6. The Bluetooth data transmission encryption method based on a smart terminal according to claim 1, characterized in that, The step of encapsulating the encrypted data together with the integrity check code and sending it to the receiving device via the Bluetooth protocol stack includes the following steps: Encapsulate the encrypted data and integrity check code according to the format defined by the Bluetooth Low Energy attribute protocol; Add the necessary header information to the data packet, including the service identifier, feature handle, and data packet sequence number; Submit the encapsulated data packet to the data link layer of the Bluetooth protocol stack; The data link layer segments data packets into data frames that conform to the Bluetooth core specification size; Data frames are sent to the receiving device via the Bluetooth physical channel.

7. The Bluetooth data transmission encryption method based on a smart terminal according to claim 1, characterized in that, The process of calling the random number generator service provided by the smart terminal operating system to generate a cryptographically secure random number includes the following detailed steps: Applications on smart terminals trigger random number generation requests through system call interfaces; The operating system kernel accesses the hardware random number generator to collect raw random data from physical entropy sources, including temperature sensor noise or system clock jitter. The collected raw random data is preprocessed, and the bias is eliminated by a debiasing algorithm to generate entropy pool data; Input the entropy pool data into the pseudo-random number generator, perform multiple rounds of permutation and obfuscation operations, and output a random number sequence that meets cryptographic security standards.

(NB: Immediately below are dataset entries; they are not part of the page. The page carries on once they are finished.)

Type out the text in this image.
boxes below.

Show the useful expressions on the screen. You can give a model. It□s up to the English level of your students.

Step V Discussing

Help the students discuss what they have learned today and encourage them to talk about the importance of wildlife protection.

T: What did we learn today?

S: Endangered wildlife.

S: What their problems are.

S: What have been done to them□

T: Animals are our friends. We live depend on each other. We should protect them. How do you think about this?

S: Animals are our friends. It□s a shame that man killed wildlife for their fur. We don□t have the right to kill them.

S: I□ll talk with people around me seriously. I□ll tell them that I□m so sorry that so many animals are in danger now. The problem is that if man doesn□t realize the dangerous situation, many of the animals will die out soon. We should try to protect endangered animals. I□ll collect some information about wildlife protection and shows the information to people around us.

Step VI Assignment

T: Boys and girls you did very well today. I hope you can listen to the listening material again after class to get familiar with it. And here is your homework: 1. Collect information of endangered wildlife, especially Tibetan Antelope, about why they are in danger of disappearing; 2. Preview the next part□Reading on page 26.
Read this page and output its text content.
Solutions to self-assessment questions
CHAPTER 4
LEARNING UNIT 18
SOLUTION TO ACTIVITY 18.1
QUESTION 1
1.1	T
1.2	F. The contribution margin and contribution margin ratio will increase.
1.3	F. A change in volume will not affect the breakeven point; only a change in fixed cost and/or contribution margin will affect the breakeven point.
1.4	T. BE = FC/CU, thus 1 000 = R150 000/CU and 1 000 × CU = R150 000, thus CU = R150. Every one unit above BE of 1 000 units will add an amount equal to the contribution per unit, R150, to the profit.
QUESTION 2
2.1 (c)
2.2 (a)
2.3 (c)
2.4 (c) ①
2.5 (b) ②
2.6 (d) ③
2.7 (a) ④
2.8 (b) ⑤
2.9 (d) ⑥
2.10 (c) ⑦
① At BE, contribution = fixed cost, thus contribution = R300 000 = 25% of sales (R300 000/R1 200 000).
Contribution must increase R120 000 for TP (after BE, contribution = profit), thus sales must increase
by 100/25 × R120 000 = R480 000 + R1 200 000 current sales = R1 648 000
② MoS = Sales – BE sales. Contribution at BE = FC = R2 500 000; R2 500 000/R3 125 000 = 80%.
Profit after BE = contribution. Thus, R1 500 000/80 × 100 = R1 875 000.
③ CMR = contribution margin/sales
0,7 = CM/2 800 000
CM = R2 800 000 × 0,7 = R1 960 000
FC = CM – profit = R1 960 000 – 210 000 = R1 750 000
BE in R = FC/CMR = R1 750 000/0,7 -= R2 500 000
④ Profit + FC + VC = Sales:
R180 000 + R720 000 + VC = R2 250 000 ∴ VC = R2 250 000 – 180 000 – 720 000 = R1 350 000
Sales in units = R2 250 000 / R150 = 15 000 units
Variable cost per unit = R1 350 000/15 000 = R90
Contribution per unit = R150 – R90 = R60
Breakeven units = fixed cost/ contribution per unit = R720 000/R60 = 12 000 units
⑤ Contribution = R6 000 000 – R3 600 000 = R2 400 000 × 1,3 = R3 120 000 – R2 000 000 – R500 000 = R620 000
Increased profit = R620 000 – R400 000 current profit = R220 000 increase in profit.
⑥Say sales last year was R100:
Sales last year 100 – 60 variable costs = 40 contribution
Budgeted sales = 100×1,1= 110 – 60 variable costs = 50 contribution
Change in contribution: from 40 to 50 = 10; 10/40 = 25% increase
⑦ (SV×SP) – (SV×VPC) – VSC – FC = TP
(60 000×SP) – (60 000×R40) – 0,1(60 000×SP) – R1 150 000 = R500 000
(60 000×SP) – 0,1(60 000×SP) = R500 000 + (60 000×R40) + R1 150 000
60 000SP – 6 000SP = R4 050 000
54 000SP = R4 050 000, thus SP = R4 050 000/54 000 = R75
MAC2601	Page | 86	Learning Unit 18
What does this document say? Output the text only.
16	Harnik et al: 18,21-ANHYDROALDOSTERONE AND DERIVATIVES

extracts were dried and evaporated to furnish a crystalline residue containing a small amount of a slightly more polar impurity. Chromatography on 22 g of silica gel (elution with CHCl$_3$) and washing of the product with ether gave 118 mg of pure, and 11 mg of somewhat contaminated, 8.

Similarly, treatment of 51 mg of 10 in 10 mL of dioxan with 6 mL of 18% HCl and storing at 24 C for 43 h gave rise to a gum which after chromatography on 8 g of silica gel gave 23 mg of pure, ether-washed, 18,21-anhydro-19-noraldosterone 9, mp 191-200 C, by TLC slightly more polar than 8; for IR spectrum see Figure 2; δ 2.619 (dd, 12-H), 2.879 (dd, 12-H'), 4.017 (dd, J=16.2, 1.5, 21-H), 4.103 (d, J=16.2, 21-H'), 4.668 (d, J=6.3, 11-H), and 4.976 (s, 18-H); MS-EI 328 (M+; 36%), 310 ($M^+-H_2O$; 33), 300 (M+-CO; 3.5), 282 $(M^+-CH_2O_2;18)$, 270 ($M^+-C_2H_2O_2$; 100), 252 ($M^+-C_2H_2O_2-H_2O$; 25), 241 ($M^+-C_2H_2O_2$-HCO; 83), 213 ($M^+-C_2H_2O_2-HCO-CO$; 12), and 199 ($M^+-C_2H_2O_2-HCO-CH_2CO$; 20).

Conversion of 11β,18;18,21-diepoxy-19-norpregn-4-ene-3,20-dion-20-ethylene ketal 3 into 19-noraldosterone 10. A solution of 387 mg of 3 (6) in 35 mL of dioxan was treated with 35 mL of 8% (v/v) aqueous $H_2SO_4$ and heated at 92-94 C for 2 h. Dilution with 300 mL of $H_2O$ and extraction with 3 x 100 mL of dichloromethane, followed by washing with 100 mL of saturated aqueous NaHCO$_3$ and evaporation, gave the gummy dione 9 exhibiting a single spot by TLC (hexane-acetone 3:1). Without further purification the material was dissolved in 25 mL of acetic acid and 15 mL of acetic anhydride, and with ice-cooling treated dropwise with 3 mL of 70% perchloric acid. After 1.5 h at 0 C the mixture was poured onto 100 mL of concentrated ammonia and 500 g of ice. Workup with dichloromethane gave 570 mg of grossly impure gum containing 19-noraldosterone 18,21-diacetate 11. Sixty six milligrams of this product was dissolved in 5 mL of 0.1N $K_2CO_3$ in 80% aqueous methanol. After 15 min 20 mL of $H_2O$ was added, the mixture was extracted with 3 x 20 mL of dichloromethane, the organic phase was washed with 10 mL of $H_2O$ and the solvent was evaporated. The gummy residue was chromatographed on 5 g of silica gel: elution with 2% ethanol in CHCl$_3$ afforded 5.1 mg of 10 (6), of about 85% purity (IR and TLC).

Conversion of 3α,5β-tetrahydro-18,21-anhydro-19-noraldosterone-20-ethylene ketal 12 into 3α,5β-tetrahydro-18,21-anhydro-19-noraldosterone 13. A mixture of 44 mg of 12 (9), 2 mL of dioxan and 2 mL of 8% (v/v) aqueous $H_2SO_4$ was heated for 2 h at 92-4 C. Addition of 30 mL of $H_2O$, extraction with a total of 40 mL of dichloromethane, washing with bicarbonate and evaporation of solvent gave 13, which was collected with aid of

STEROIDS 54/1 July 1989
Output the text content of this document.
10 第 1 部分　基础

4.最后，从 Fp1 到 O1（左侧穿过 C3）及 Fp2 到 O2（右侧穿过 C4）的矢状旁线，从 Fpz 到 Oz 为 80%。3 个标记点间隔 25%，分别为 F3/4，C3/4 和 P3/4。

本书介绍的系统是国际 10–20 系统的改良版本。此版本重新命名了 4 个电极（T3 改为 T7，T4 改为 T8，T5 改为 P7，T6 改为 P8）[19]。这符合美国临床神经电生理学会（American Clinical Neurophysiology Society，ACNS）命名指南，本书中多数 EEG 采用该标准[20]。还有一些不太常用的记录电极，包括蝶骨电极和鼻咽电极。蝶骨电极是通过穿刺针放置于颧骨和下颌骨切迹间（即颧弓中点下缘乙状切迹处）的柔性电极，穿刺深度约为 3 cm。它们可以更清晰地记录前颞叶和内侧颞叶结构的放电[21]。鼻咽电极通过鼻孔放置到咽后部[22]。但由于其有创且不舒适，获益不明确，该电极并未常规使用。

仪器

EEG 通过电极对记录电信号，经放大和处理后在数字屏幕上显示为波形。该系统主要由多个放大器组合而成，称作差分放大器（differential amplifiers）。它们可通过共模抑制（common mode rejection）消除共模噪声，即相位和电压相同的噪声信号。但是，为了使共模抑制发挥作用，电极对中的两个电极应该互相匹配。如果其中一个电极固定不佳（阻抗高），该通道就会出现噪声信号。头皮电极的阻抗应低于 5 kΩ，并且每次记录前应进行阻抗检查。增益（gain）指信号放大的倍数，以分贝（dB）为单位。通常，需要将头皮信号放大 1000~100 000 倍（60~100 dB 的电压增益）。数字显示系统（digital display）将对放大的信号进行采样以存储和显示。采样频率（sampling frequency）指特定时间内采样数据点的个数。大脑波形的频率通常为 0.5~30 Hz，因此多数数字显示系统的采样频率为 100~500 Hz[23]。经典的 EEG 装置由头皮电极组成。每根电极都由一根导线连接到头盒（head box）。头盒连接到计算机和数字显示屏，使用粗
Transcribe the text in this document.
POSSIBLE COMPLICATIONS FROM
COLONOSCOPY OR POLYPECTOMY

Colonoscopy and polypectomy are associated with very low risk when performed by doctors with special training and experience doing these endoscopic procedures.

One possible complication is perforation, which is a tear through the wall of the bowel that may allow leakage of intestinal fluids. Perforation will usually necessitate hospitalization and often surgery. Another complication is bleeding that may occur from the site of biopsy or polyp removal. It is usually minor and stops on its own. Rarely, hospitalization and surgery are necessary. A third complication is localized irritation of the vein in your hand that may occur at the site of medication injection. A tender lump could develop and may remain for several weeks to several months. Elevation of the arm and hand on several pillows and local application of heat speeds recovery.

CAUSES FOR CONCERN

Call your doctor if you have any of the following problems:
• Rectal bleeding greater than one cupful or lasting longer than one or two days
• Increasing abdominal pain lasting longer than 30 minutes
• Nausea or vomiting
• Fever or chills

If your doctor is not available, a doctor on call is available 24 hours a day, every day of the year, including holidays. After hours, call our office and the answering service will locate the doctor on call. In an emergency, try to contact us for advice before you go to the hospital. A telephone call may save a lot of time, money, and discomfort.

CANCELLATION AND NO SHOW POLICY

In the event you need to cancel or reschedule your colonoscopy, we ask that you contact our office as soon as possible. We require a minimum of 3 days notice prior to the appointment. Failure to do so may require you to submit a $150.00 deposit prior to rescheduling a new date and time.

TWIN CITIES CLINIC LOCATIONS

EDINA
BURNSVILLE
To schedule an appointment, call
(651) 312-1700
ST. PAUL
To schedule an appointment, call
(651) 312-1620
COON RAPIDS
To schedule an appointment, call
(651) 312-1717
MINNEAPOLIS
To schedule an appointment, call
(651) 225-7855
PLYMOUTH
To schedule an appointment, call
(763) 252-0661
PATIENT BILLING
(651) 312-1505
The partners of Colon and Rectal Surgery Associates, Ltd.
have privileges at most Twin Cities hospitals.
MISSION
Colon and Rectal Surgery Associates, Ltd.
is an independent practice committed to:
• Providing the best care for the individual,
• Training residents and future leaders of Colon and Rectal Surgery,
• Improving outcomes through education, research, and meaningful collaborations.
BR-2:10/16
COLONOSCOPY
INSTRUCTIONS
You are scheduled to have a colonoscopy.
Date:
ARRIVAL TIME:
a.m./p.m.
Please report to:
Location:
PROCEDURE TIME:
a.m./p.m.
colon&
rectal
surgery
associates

8. The Bluetooth data transmission encryption method based on a smart terminal according to claim 3, characterized in that, Setting the iteration count parameter of the key derivation function, which is dynamically determined based on the security level of the smart terminal, includes the following detailed steps: Query the security policy configuration file of the smart terminal and read the current security level identifier; The basic iteration count value is obtained by retrieving the preset iteration count mapping table based on the security level identifier; Monitor the real-time system resource status of smart terminals, including CPU utilization and memory usage, and computing resource adjustment factors; Multiply the base iteration count by the resource adjustment factor to obtain the dynamic iteration count parameter, and then pass it to the key derivation function.

9. The Bluetooth data transmission encryption method based on a smart terminal according to claim 6, characterized in that, Submitting the encapsulated data packet to the data link layer of the Bluetooth protocol stack includes the following detailed steps: The data link layer parses the packet header information and extracts the service identifier and feature handle; Add a link-layer frame header to the data packet, including the destination address and source address fields; Calculate the frame check sequence of the data packet and generate error detection codes using the cyclic redundancy check algorithm; The data packet is divided into multiple data frames that conform to the Bluetooth Low Energy Protocol Maximum Transmission Unit Size, and a sequence number is assigned to each data frame.